Franklin Templeton launches hedged global bond fund

By Staff | August 28, 2013 | Last updated on August 28, 2013
1 min read

Franklin Templeton has announced the launch of a hedged global bond fund, which was designed for investors who want to mitigate the effects of currency fluctuations on their portfolios.

This new fund is a version of the Templeton Global Bond Fund, and the new offering is available as an alternative to the Templeton Global Bond Hedged Yield Class.
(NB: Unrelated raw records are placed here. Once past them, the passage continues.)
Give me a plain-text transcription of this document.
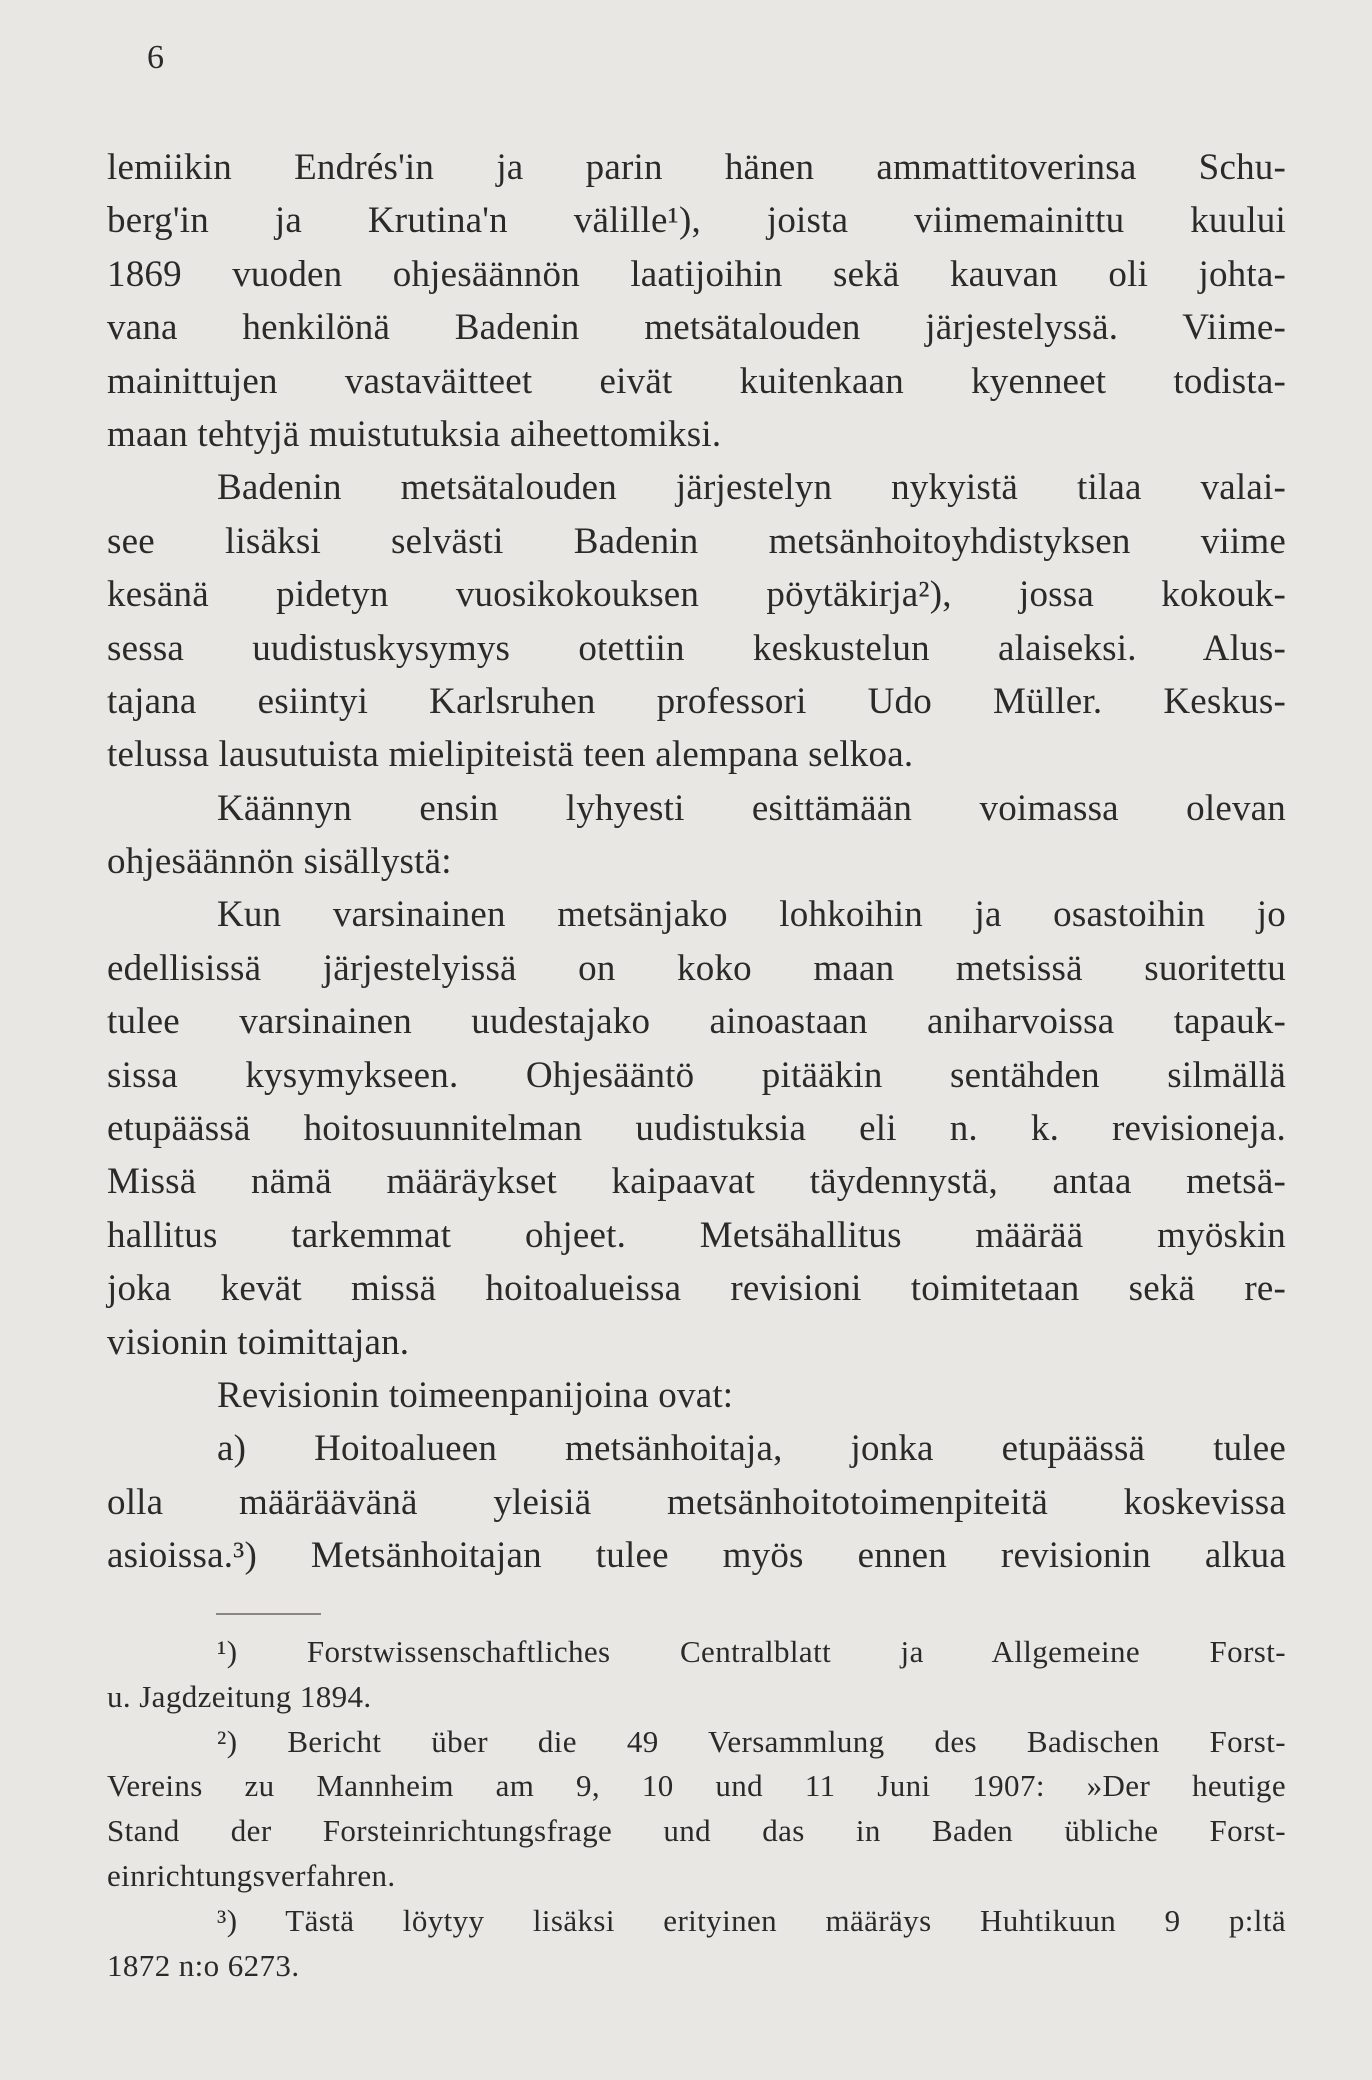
6
lemiikin Endrés'in ja parin hänen ammattitoverinsa Schu-
berg'in ja Krutina'n välille¹), joista viimemainittu kuului
1869 vuoden ohjesäännön laatijoihin sekä kauvan oli johta-
vana henkilönä Badenin metsätalouden järjestelyssä. Viime-
mainittujen vastaväitteet eivät kuitenkaan kyenneet todista-
maan tehtyjä muistutuksia aiheettomiksi.
Badenin metsätalouden järjestelyn nykyistä tilaa valai-
see lisäksi selvästi Badenin metsänhoitoyhdistyksen viime
kesänä pidetyn vuosikokouksen pöytäkirja²), jossa kokouk-
sessa uudistuskysymys otettiin keskustelun alaiseksi. Alus-
tajana esiintyi Karlsruhen professori Udo Müller. Keskus-
telussa lausutuista mielipiteistä teen alempana selkoa.
Käännyn ensin lyhyesti esittämään voimassa olevan
ohjesäännön sisällystä:
Kun varsinainen metsänjako lohkoihin ja osastoihin jo
edellisissä järjestelyissä on koko maan metsissä suoritettu
tulee varsinainen uudestajako ainoastaan aniharvoissa tapauk-
sissa kysymykseen. Ohjesääntö pitääkin sentähden silmällä
etupäässä hoitosuunnitelman uudistuksia eli n. k. revisioneja.
Missä nämä määräykset kaipaavat täydennystä, antaa metsä-
hallitus tarkemmat ohjeet. Metsähallitus määrää myöskin
joka kevät missä hoitoalueissa revisioni toimitetaan sekä re-
visionin toimittajan.
Revisionin toimeenpanijoina ovat:
a) Hoitoalueen metsänhoitaja, jonka etupäässä tulee
olla määräävänä yleisiä metsänhoitotoimenpiteitä koskevissa
asioissa.³) Metsänhoitajan tulee myös ennen revisionin alkua
¹) Forstwissenschaftliches Centralblatt ja Allgemeine Forst-
u. Jagdzeitung 1894.
²) Bericht über die 49 Versammlung des Badischen Forst-
Vereins zu Mannheim am 9, 10 und 11 Juni 1907: »Der heutige
Stand der Forsteinrichtungsfrage und das in Baden übliche Forst-
einrichtungsverfahren.
³) Tästä löytyy lisäksi erityinen määräys Huhtikuun 9 p:ltä
1872 n:o 6273.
Recently, the hedged class was closed to new investments due to the 2013 federal budget’s measures affecting character conversion transactions.

Read: Government extends transition time for character conversions

The portfolio management team of the new hedged bond fund aims to maximize investor returns in U.S. dollars. Its currency hedge was added via forward contracts that reduce the potential impact of exchange-rate fluctuations between Canadian and U.S. dollars.

The new fund invests in the original Templeton Global Bond Fund, which is managed by lead portfolio manager Dr. Michael Hasenstab and portfolio manager Dr. Sonal Desai.

“Our investment process seeks to take advantage of periods of elevated short-term volatility by identifying where markets have become disconnected from longer-term fundamentals,” says Hasenstab.

He adds, “Once volatility subsides and valuations begin to better reflect fundamentals, this can lead to potential subsequent gains.” The Templeton Global Bond Fund (Hedged) is available in Series A, F, I and O. These offerings are based in Canadian dollars.